The classrooms are reserved for students in grades kindergarten through second, said Joel Aycock, of JEA Architects. JEA Architects designed the new school building. They have worked on renovations at two of the district's schools.
"We struggled with that (windows) early on. We wanted to give all classrooms windows. This was not haphazardly thrown together," Aycock said. "As architects, we're tasked with a lot of challenges and we have to juggle all of those and come up with the best solution we can come up with. Budget is one of those."
Portions of the building's interior were designed to compensate for the lack of windows, Aycock said.

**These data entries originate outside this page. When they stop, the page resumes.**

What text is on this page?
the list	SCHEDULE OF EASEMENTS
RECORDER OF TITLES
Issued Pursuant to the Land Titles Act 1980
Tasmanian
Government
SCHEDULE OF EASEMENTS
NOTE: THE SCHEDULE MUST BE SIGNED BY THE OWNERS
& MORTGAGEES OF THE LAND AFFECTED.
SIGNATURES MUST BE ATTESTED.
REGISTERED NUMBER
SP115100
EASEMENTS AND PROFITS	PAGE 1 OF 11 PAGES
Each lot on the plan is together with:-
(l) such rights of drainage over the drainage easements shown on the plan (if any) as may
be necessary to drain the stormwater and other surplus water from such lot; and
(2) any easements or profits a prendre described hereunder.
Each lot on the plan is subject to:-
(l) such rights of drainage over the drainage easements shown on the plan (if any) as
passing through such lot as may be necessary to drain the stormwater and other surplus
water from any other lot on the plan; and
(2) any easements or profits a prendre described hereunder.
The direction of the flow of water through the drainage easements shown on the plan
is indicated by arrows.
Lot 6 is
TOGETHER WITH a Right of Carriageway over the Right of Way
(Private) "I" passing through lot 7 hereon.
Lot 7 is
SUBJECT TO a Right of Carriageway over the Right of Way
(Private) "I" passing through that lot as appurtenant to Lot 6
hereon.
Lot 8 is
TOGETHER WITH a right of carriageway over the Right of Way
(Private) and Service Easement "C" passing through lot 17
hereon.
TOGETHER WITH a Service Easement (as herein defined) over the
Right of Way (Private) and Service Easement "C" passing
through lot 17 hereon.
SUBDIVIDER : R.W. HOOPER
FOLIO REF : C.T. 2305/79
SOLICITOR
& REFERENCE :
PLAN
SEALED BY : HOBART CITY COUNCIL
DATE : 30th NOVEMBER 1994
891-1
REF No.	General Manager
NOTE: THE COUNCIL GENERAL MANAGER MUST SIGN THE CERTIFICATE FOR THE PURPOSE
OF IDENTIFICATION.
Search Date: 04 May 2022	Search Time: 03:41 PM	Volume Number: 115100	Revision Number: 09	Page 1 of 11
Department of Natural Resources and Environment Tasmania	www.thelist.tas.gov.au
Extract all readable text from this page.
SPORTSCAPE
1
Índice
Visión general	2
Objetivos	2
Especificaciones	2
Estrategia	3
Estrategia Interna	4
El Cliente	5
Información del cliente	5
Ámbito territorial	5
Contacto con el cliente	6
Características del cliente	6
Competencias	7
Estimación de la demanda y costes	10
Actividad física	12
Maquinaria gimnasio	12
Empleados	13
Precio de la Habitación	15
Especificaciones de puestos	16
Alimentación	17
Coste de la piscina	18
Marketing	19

"We've done some things that I think will help. All of the lower rooms will have 10-foot ceilings. We tried to create a sense of height to give some drama to the rooms," he said. "Also, on all of the quarter walls we put in high transom glass. It's indirect from the hallway. It provides a sense of outdoors and sunlight to try to overcome whatever negatives we'll have from being below grade."
The transom glass panes will run just below the ceiling at the corridor walls and will share/borrow some natural light between rooms and corridors and give a feeling of volume to areas that do not have exterior windows, according to East Side Elementary School's Web site.
The new elementary school is a three-level building that is in the shape of an "L." The nearly 150,000 square foot building will hold 69 classrooms, an elevator, a cafeteria that is two and a half times bigger than the school's current lunch hall, and a new media center that is three times the current size. No portables are planned for the new school.
A queuing loop that is tripled in size will also accompany the new facility, and parking for faculty and parents will be underneath the building, Aycock said.
Prunkl asked the designers to re-evaluate the blueprints to see if windows could be added. Aycock said he would look into the possibility of adding window wells.
"In my opinion, we have to find a way to get those classrooms in a position to have some natural light. We have such a beautiful area here in Atlanta and we can't let that go," Prunkl said.
Another cause for concern among parents is the location of the playground. As the proposed design stands, students will have to cross the bus lane to access the playground.
According to the school's Web site, students will walk along a dedicated sidewalk and will cross the new bus drive at a specific crossing area. In the past, students had to cross the automobile parking lot to access the playground.
Aycock said a smaller playground for grades kindergarten through second would be installed with direct access from the school.
The new East Side Elementary School building is scheduled to be complete in May 2011 with the demolition of the existing building over the summer of 2011. The new building will open for the 2011-12 school year.